Au sein d’une structure narrative aussi prévisible dans son mécanique déroulement (on sait très bien que chaque membre de l’équipage va casser sa pipe, et on peut même deviner dans quel ordre), il est compliqué pour les acteurs de faire vraiment impression. The Cloverfield Paradox a pour immense défaut de n’avoir aucun protagoniste mémorable, quand bien même nous gardons une affection certaine pour la plupart des comédiens rassemblés dans le vaisseau. Gugu Mbatha-Raw (Free State of Jones) hérite du seul point d’ancrage émotionnel du film. Son personnage laisse derrière elle sur Terre son mari, propulsé au sein d’une sous-intrigue lourdingue – c’est à travers lui que le film se rattache péniblement à la fameuse histoire d’invasion monstrueuse démarrée dans le premier Cloverfield, et à sa « suite », avec la présence… d’un bunker. Convaincante, Mbatha-Raw ne joue qu’une seule note en continu : la tristesse d’une mère en deuil loin des siens. Autour d’elles, Daniel Oyelowo, Daniel Bruhl, Zhang Ziyi, John Ortiz, Aksel Hennie et un très relax Chris O’Dowd incarnent avec plus ou moins d’efforts des astronautes aux fonctions et aux identités confuses : le britannique O’Dowd est censé être italien, le norvégien Aksel Hennie russe, Zhang Ziyi ne s’exprime qu’en chinois et tout le monde ne la comprend pas… Autant dire que la crédibilité de ce groupe de bras cassés n’est pas optimale, et déleste The Cloverfield Paradox d’une véritable identité narrative. Même Life créait plus de vie (sic) au sein de sa station spatiale avant que le décompte à la Dix petits nègres soit lancé.

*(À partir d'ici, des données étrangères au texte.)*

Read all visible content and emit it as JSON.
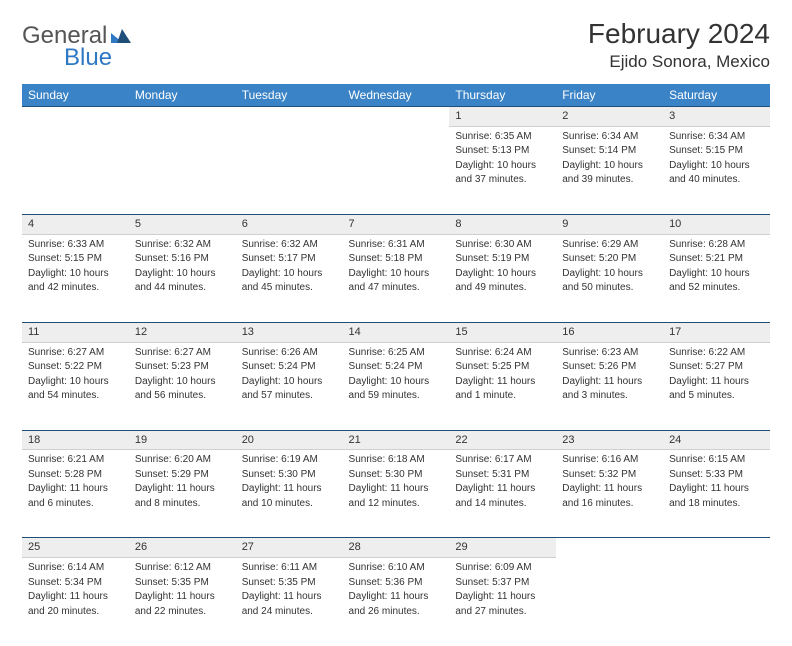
{
  "logo": {
    "word1": "General",
    "word2": "Blue"
  },
  "title": "February 2024",
  "location": "Ejido Sonora, Mexico",
  "colors": {
    "header_bg": "#3a83c6",
    "header_text": "#ffffff",
    "daynum_bg": "#eeeeee",
    "row_border": "#1f4e79",
    "text": "#333333",
    "logo_blue": "#2f78c4"
  },
  "weekdays": [
    "Sunday",
    "Monday",
    "Tuesday",
    "Wednesday",
    "Thursday",
    "Friday",
    "Saturday"
  ],
  "weeks": [
    [
      null,
      null,
      null,
      null,
      {
        "n": "1",
        "sunrise": "Sunrise: 6:35 AM",
        "sunset": "Sunset: 5:13 PM",
        "day1": "Daylight: 10 hours",
        "day2": "and 37 minutes."
      },
      {
        "n": "2",
        "sunrise": "Sunrise: 6:34 AM",
        "sunset": "Sunset: 5:14 PM",
        "day1": "Daylight: 10 hours",
        "day2": "and 39 minutes."
      },
      {
        "n": "3",
        "sunrise": "Sunrise: 6:34 AM",
        "sunset": "Sunset: 5:15 PM",
        "day1": "Daylight: 10 hours",
        "day2": "and 40 minutes."
      }
    ],
    [
      {
        "n": "4",
        "sunrise": "Sunrise: 6:33 AM",
        "sunset": "Sunset: 5:15 PM",
        "day1": "Daylight: 10 hours",
        "day2": "and 42 minutes."
      },
      {
        "n": "5",
        "sunrise": "Sunrise: 6:32 AM",
        "sunset": "Sunset: 5:16 PM",
        "day1": "Daylight: 10 hours",
        "day2": "and 44 minutes."
      },
      {
        "n": "6",
        "sunrise": "Sunrise: 6:32 AM",
        "sunset": "Sunset: 5:17 PM",
        "day1": "Daylight: 10 hours",
        "day2": "and 45 minutes."
      },
      {
        "n": "7",
        "sunrise": "Sunrise: 6:31 AM",
        "sunset": "Sunset: 5:18 PM",
        "day1": "Daylight: 10 hours",
        "day2": "and 47 minutes."
      },
      {
        "n": "8",
        "sunrise": "Sunrise: 6:30 AM",
        "sunset": "Sunset: 5:19 PM",
        "day1": "Daylight: 10 hours",
        "day2": "and 49 minutes."
      },
      {
        "n": "9",
        "sunrise": "Sunrise: 6:29 AM",
        "sunset": "Sunset: 5:20 PM",
        "day1": "Daylight: 10 hours",
        "day2": "and 50 minutes."
      },
      {
        "n": "10",
        "sunrise": "Sunrise: 6:28 AM",
        "sunset": "Sunset: 5:21 PM",
        "day1": "Daylight: 10 hours",
        "day2": "and 52 minutes."
      }
    ],
    [
      {
        "n": "11",
        "sunrise": "Sunrise: 6:27 AM",
        "sunset": "Sunset: 5:22 PM",
        "day1": "Daylight: 10 hours",
        "day2": "and 54 minutes."
      },
      {
        "n": "12",
        "sunrise": "Sunrise: 6:27 AM",
        "sunset": "Sunset: 5:23 PM",
        "day1": "Daylight: 10 hours",
        "day2": "and 56 minutes."
      },
      {
        "n": "13",
        "sunrise": "Sunrise: 6:26 AM",
        "sunset": "Sunset: 5:24 PM",
        "day1": "Daylight: 10 hours",
        "day2": "and 57 minutes."
      },
      {
        "n": "14",
        "sunrise": "Sunrise: 6:25 AM",
        "sunset": "Sunset: 5:24 PM",
        "day1": "Daylight: 10 hours",
        "day2": "and 59 minutes."
      },
      {
        "n": "15",
        "sunrise": "Sunrise: 6:24 AM",
        "sunset": "Sunset: 5:25 PM",
        "day1": "Daylight: 11 hours",
        "day2": "and 1 minute."
      },
      {
        "n": "16",
        "sunrise": "Sunrise: 6:23 AM",
        "sunset": "Sunset: 5:26 PM",
        "day1": "Daylight: 11 hours",
        "day2": "and 3 minutes."
      },
      {
        "n": "17",
        "sunrise": "Sunrise: 6:22 AM",
        "sunset": "Sunset: 5:27 PM",
        "day1": "Daylight: 11 hours",
        "day2": "and 5 minutes."
      }
    ],
    [
      {
        "n": "18",
        "sunrise": "Sunrise: 6:21 AM",
        "sunset": "Sunset: 5:28 PM",
        "day1": "Daylight: 11 hours",
        "day2": "and 6 minutes."
      },
      {
        "n": "19",
        "sunrise": "Sunrise: 6:20 AM",
        "sunset": "Sunset: 5:29 PM",
        "day1": "Daylight: 11 hours",
        "day2": "and 8 minutes."
      },
      {
        "n": "20",
        "sunrise": "Sunrise: 6:19 AM",
        "sunset": "Sunset: 5:30 PM",
        "day1": "Daylight: 11 hours",
        "day2": "and 10 minutes."
      },
      {
        "n": "21",
        "sunrise": "Sunrise: 6:18 AM",
        "sunset": "Sunset: 5:30 PM",
        "day1": "Daylight: 11 hours",
        "day2": "and 12 minutes."
      },
      {
        "n": "22",
        "sunrise": "Sunrise: 6:17 AM",
        "sunset": "Sunset: 5:31 PM",
        "day1": "Daylight: 11 hours",
        "day2": "and 14 minutes."
      },
      {
        "n": "23",
        "sunrise": "Sunrise: 6:16 AM",
        "sunset": "Sunset: 5:32 PM",
        "day1": "Daylight: 11 hours",
        "day2": "and 16 minutes."
      },
      {
        "n": "24",
        "sunrise": "Sunrise: 6:15 AM",
        "sunset": "Sunset: 5:33 PM",
        "day1": "Daylight: 11 hours",
        "day2": "and 18 minutes."
      }
    ],
    [
      {
        "n": "25",
        "sunrise": "Sunrise: 6:14 AM",
        "sunset": "Sunset: 5:34 PM",
        "day1": "Daylight: 11 hours",
        "day2": "and 20 minutes."
      },
      {
        "n": "26",
        "sunrise": "Sunrise: 6:12 AM",
        "sunset": "Sunset: 5:35 PM",
        "day1": "Daylight: 11 hours",
        "day2": "and 22 minutes."
      },
      {
        "n": "27",
        "sunrise": "Sunrise: 6:11 AM",
        "sunset": "Sunset: 5:35 PM",
        "day1": "Daylight: 11 hours",
        "day2": "and 24 minutes."
      },
      {
        "n": "28",
        "sunrise": "Sunrise: 6:10 AM",
        "sunset": "Sunset: 5:36 PM",
        "day1": "Daylight: 11 hours",
        "day2": "and 26 minutes."
      },
      {
        "n": "29",
        "sunrise": "Sunrise: 6:09 AM",
        "sunset": "Sunset: 5:37 PM",
        "day1": "Daylight: 11 hours",
        "day2": "and 27 minutes."
      },
      null,
      null
    ]
  ]
}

Le film ne ménage pourtant pas ses efforts pour donner l’illusion d’une trame complexe, qui se baserait sur la mécanique quantique et la théorie des multivers pour expliquer les aberrations qui affligent au bout d’une demi-heure le vaisseau Cloverfield. Mais la rigueur scientifique semble être le cadet des soucis des scénaristes, qui nous balancent des bras autonomes, des corps fondus dans un mur, des expulsions corporelles de vers et une superglu vorace avec un mépris évident pour la logique et la cohérence. Bête ? Oui, mais assez fun, si l’on accepte l’idée que, quelque soit son titre, The Cloverfield Paradox n’aurait jamais pu prétendre atteindre les cimes des modèles qu’il pille consciencieusement. Le film paie, là encore paradoxalement, le fait d’avoir été vendu comme un coup commercial servant à promouvoir ce qui n’est qu’une petite série B, platement filmée mais dotée d’un production design tout à fait correct – même si certains décors et costumes paraissent étriqués. Ceux qui parlent de « supplice » ou de « naufrage » à la vision de The Cloverfield Paradox n’ont sans doute jeté qu’un œil distrait aux vrais navets du genre « horreur dans l’espace », comme Pandorum, Apollo 18, Jason X ou l’épouvantable Supernova. De vraies tortures filmiques pour le coup, qui n’excusent pas a posteriori la faible qualité de Paradox, mais font relativiser l’étendue du « désastre » pilonné à coups de tweets rageurs depuis une semaine.